Residential fire in Randle sends one to hospital

Updated at 12:09 p.m.

By Sharyn  L. Decker
Lewis County Sirens news reporter

A Randle man was airlifted to a Portland hospital’s burn center after a fire consumed his home on the 100 block of Morris Road, just east of town last night.

It was an older single-wide mobile home with an addition built on to it, according to Lewis County Fire District 18 Chief Ed Lowe.

“It was fully engulfed in flames when we got there, and we went into defensive mode,” Lowe said.

Next door neighbor Linda Mullins said she was working at her computer when she heard Charles Baker outside cussing and hollering for someone to get a hose and help him. He was getting water in a bucket and went back inside his burning home, she said.

Smoke was billowing from the eaves and flames showing at one end, she said.

“We were standing outside screaming at him, get out, get out,” she said. “It took him awhile, we thought he was dead.”

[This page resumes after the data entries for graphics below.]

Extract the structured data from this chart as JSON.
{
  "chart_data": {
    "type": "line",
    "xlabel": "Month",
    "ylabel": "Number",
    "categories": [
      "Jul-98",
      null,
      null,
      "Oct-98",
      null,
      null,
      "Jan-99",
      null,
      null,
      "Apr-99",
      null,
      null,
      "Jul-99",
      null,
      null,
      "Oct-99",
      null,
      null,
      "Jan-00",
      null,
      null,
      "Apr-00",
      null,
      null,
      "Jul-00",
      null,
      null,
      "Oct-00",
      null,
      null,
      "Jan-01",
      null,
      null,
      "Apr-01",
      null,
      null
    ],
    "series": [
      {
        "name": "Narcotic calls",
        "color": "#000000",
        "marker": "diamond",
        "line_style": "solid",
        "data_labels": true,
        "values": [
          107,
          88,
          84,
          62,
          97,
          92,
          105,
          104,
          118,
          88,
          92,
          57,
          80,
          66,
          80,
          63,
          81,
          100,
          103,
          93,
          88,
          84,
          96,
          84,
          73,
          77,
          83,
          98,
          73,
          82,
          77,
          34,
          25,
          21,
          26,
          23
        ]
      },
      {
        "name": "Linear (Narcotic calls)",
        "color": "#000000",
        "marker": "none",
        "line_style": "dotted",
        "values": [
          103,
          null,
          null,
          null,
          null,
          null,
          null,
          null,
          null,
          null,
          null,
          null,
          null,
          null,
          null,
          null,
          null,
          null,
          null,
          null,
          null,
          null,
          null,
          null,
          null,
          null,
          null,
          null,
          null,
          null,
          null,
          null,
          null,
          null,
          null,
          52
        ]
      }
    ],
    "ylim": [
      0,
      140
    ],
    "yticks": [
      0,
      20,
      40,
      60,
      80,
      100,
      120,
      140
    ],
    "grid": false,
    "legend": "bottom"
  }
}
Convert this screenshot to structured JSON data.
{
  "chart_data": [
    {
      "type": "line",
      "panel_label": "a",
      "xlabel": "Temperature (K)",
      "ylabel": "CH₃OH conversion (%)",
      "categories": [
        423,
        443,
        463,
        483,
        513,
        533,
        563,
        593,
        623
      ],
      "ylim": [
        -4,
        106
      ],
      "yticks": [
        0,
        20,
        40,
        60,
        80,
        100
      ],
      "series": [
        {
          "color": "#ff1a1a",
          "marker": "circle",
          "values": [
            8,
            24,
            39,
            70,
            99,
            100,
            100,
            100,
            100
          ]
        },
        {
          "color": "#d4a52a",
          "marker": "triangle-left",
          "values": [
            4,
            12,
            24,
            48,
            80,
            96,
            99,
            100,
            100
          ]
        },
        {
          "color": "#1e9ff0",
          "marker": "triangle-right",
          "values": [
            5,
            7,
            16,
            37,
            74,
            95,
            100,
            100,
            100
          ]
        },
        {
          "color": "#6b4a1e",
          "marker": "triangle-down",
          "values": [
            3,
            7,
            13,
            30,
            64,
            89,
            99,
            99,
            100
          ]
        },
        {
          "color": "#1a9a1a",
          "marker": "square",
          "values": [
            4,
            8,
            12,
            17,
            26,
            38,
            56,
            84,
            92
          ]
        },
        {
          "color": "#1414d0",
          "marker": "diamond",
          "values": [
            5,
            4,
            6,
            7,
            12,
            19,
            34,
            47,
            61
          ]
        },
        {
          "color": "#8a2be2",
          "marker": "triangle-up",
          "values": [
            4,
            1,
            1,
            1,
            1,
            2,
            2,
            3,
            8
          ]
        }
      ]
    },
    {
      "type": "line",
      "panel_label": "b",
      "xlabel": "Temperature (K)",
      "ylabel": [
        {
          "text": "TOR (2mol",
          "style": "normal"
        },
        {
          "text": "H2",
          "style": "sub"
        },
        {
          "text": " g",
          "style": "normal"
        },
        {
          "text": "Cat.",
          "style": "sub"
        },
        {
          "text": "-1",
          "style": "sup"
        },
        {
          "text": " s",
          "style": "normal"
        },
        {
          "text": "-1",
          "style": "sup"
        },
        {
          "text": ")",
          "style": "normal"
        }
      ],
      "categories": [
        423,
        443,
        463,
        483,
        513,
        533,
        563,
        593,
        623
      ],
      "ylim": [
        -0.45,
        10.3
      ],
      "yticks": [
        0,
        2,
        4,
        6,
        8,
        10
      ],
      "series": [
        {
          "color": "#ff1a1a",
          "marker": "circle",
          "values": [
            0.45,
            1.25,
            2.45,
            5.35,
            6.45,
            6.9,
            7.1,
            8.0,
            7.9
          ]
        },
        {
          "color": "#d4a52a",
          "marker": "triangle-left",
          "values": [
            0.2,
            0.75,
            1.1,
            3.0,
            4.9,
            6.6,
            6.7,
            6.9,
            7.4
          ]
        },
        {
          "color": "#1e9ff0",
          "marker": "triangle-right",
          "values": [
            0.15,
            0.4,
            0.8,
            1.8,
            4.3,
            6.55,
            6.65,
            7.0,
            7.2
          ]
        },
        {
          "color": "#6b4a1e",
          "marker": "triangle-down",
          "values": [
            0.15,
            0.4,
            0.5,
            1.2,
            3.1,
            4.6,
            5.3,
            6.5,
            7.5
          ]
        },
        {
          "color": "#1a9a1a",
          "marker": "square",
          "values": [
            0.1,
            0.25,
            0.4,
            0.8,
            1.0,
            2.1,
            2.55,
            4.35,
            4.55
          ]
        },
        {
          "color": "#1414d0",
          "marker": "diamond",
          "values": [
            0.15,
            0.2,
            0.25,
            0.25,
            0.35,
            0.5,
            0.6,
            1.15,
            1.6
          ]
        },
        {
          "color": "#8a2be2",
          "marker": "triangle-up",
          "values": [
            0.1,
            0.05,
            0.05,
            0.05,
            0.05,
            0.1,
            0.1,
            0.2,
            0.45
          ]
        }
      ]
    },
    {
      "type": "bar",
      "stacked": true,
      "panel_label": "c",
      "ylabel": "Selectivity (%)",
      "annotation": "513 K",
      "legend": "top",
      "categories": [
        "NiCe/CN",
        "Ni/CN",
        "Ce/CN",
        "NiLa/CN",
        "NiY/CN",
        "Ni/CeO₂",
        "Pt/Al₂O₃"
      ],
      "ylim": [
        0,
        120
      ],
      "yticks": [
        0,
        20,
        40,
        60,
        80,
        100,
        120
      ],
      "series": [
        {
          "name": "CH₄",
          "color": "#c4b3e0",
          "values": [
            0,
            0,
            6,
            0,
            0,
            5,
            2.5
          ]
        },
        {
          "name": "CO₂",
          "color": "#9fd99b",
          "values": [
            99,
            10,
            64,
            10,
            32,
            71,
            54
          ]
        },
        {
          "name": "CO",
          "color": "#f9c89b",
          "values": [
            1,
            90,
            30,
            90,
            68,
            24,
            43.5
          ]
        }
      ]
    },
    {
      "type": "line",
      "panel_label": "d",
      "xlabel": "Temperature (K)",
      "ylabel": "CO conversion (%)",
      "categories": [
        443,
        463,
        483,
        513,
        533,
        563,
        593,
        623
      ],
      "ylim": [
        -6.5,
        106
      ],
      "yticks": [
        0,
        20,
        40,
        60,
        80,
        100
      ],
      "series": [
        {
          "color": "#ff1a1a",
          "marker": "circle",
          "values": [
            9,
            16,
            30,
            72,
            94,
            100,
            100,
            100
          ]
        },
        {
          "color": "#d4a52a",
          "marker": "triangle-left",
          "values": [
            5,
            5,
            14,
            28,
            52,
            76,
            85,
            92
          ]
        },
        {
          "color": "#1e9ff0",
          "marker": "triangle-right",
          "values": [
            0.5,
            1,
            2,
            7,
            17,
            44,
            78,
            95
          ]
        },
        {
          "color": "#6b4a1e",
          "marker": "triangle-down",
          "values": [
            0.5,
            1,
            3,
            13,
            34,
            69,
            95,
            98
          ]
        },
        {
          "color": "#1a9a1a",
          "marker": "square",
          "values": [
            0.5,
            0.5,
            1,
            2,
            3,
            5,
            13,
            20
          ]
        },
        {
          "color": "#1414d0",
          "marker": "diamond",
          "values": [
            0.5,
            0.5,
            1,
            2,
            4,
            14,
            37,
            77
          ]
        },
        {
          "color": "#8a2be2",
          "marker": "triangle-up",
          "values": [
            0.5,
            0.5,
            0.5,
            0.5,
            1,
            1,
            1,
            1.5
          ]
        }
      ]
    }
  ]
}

Baker, 55, was burned mostly on his arms and legs, his hair was singed, Mullins said.

He was transported to Morton General Hospital, and then because of the weather, taken to a helicopter landing zone at Mossyrock High School and flown to Legacy Emanuel Medical Center in Portland.

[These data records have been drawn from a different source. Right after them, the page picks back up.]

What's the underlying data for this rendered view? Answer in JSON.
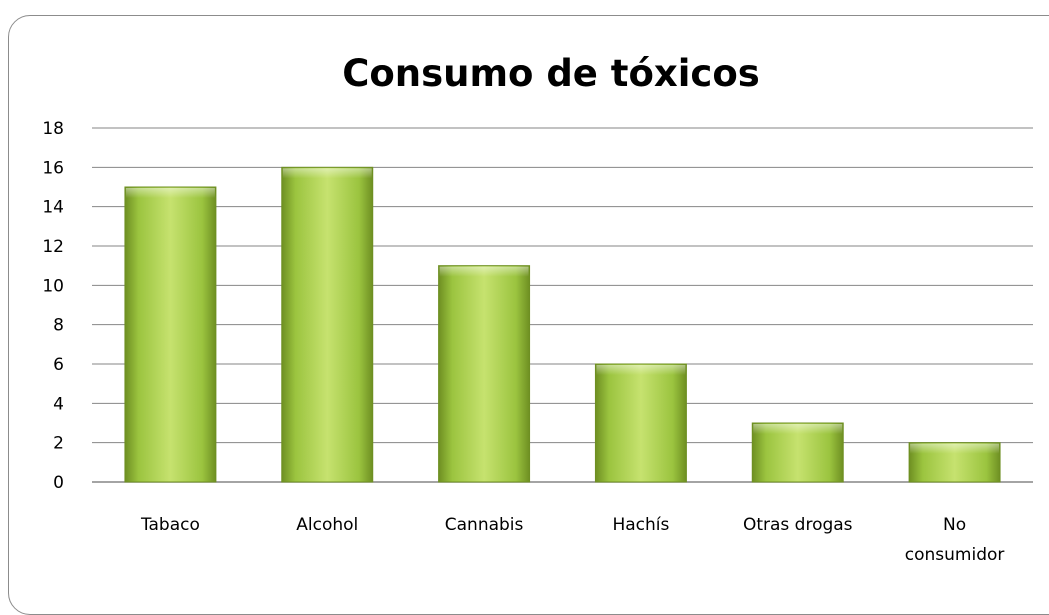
{
  "chart_data": {
    "type": "bar",
    "title": "Consumo de tóxicos",
    "xlabel": "",
    "ylabel": "",
    "categories": [
      "Tabaco",
      "Alcohol",
      "Cannabis",
      "Hachís",
      "Otras drogas",
      "No consumidor"
    ],
    "category_lines": [
      [
        "Tabaco"
      ],
      [
        "Alcohol"
      ],
      [
        "Cannabis"
      ],
      [
        "Hachís"
      ],
      [
        "Otras drogas"
      ],
      [
        "No",
        "consumidor"
      ]
    ],
    "values": [
      15,
      16,
      11,
      6,
      3,
      2
    ],
    "ylim": [
      0,
      18
    ],
    "yticks": [
      0,
      2,
      4,
      6,
      8,
      10,
      12,
      14,
      16,
      18
    ],
    "grid": true,
    "legend": "none",
    "bar_color_light": "#c6e26f",
    "bar_color_mid": "#9bc43f",
    "bar_color_dark": "#6e8f22",
    "grid_color": "#868686"
  }
}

Lewis County Fire District 14 Chief Jeff Jaques was told this morning Baker’s condition was serious but probably not life threatening. A hospital spokesperson however described Baker’s status as critical.

Baker lives there by himself.

The call came at 6:25 p.m. Fifteen members of the two fire departments – from Randle and Glenoma – battled the blaze, knocking it down by about 8 p.m., according to Lowe.

Mullins said after someone from the fire department got on scene, she grabbed her teenage son, her dog and two other neighbors and drove out of the tree-filled cove where three homes sit. She watched one tree go up in flames.

“I was afraid I was going to lose my house and everything,” she said.

All that remains of the 1977 mobile home is basically the floor and foundation, with a pile of burned material on top, Jaques said.

“Typically with these older mobile homes, of that vintage, they go up really fast,” Jaques said.

Lowe said he wasn’t involved in patient care, so he had little information about Baker’s injuries, except he understood he had burns on 20 percent of his body.

Fire investigator Jay Birley went out there last night and will be returning. It’s too early to know what caused the fire, Birley said.